Colorado's tiny mountain towns, particularly Telluride, which attract swaths are tourists each year, have given way to a severe housing crisis due to tourism inflating the cost of properties.
The mountains of Colorado provide an idyllic vacation setting, which is good news for the towns that rely on tourism. Tourists flock to the small towns dotting the mountainside for stunning views, exciting activities, and unique local shops. Unfortunately, that influx of tourists has an undesired consequence – putting pressure on an already significant housing crisis.
Many of Colorado’s small mountain towns that receive seasonal visitors also struggle to provide affordable housing for locals. Real estate prices are well out of the reach of most local workers. And rentals are few and far between.
Along the I-70 corridor, the housing crisis is so bad local workers often have to rent in neighboring towns. So, the locals commute, fighting heavy summer traffic or severe winter storms. But at least for those locals, they have some housing options, even if they are less than ideal.
But Telluride locals have a different battle. The stunning mountain town is isolated. So, there are no neighboring communities where local workers can move.

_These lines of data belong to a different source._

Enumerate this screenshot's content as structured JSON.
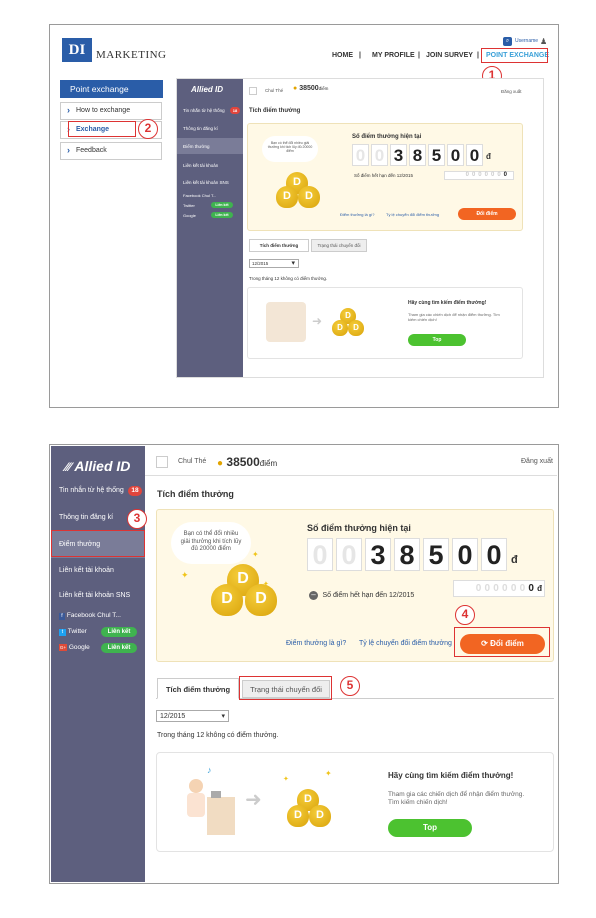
{
  "top": {
    "logo_di": "DI",
    "logo_marketing": "MARKETING",
    "username": "Username",
    "nav": [
      "HOME",
      "|",
      "MY PROFILE",
      "|",
      "JOIN SURVEY",
      "|",
      "POINT EXCHANGE"
    ],
    "sidebar_title": "Point exchange",
    "sidebar_items": [
      "How to exchange",
      "Exchange",
      "Feedback"
    ],
    "steps": [
      "1",
      "2"
    ]
  },
  "allied": {
    "brand": "Allied ID",
    "user_name": "Chul Thé",
    "points": "38500",
    "points_unit": "điểm",
    "logout": "Đăng xuất",
    "menu": [
      "Tin nhắn từ hệ thống",
      "Thông tin đăng kí",
      "Điểm thưởng",
      "Liên kết tài khoản",
      "Liên kết tài khoản SNS"
    ],
    "badge": "18",
    "sns": [
      {
        "name": "Facebook",
        "value": "Chul T..."
      },
      {
        "name": "Twitter",
        "value": "Liên kết"
      },
      {
        "name": "Google",
        "value": "Liên kết"
      }
    ],
    "section_title": "Tích điểm thưởng",
    "bubble": "Bạn có thể đổi nhiều giải thưởng khi tích lũy đủ 20000 điểm",
    "current_label": "Số điểm thưởng hiện tại",
    "digits": [
      "0",
      "0",
      "3",
      "8",
      "5",
      "0",
      "0"
    ],
    "digits_unit": "đ",
    "expire_label": "Số điểm hết hạn đến 12/2015",
    "expire_digits": [
      "0",
      "0",
      "0",
      "0",
      "0",
      "0",
      "0"
    ],
    "link_what": "Điểm thưởng là gì?",
    "link_rate": "Tỷ lệ chuyển đổi điểm thưởng",
    "exchange_btn": "Đổi điểm",
    "tabs": [
      "Tích điểm thưởng",
      "Trạng thái chuyển đổi"
    ],
    "month": "12/2015",
    "no_points": "Trong tháng 12 không có điểm thưởng.",
    "promo_title": "Hãy cùng tìm kiếm điểm thưởng!",
    "promo_text": "Tham gia các chiến dịch để nhận điểm thưởng. Tìm kiếm chiến dịch!",
    "top_btn": "Top",
    "bag_letter": "D",
    "steps": [
      "3",
      "4",
      "5"
    ]
  }
}
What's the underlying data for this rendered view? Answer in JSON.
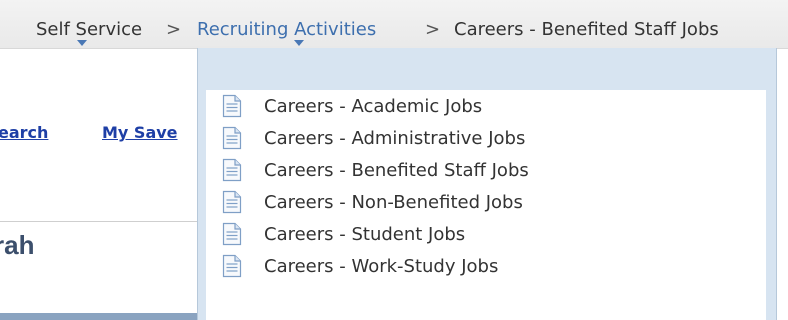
{
  "breadcrumb": {
    "items": [
      {
        "label": "Self Service"
      },
      {
        "label": "Recruiting Activities"
      },
      {
        "label": "Careers - Benefited Staff Jobs"
      }
    ],
    "separator": ">"
  },
  "background": {
    "links": [
      "earch",
      "My Save"
    ],
    "name_fragment": "rah"
  },
  "dropdown": {
    "items": [
      {
        "label": "Careers - Academic Jobs",
        "icon": "document-icon"
      },
      {
        "label": "Careers - Administrative Jobs",
        "icon": "document-icon"
      },
      {
        "label": "Careers - Benefited Staff Jobs",
        "icon": "document-icon"
      },
      {
        "label": "Careers - Non-Benefited Jobs",
        "icon": "document-icon"
      },
      {
        "label": "Careers - Student Jobs",
        "icon": "document-icon"
      },
      {
        "label": "Careers - Work-Study Jobs",
        "icon": "document-icon"
      }
    ]
  },
  "colors": {
    "breadcrumb_active": "#3d6fae",
    "link": "#1e3fa6",
    "dropdown_bg": "#d7e4f1"
  }
}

And with the astronomically high real estate prices, most cannot afford to buy in the town they call home. According to the Daily Dot, the average home costs $1.5 million. Rentals are difficult to find, and the prices are equally pricey.
Even lofts in Telluride can run $1,500 per month. The town does have affordable housing options to relieve the housing crisis pressure, but there are not enough of them. Applicants often have to wait years before securing one of the affordable units.
The Daily Dot spoke with a property manager in Telluride, Bonnie Webber, about the housing crisis. She said, “I’ve been out of housing since June. Luckily, my boss is letting me stay at their place when they’re out of town and when they are [here], I go out of town to visit friends and family. It’s getting really old.”
And she is not the only one facing a lack of housing. Many Telluride locals have to bunk with friends or families just to have a place to stay. This fact has driven many locals to a near-breaking point of frustration.
What resulted was a pair of local ballot initiatives that got voted on in 2021. The purpose of both measures was to try and tackle the acute housing crisis the small mountain community is facing. But they came at the problem in polar opposite ways.
Citizens’ initiative ballot measure 300 proposed a reduction in the number of short-term rentals (STR) allowed by the city. At the time, Telluride issued 700 STR licenses. The ballot sought to restrict that number to 575.
The countermeasure was citizen’s initiative ballot measure 2D. It proposed pausing the issuance of STR licenses for two years and raising the fee by 100%. The extra money would then get directed to affordable housing measures.
After the election, many locals were heartily disappointed in the news that 2D won. But the community does appear united in finding a solution to the housing crisis. They just have different views of how to reach that goal.
For now, Telluride still faces a significant shortage of affordable housing. There are no resolutions in the year since 2D’s passage. But, the city broke ground for a new affordable housing development, which is great news for the community.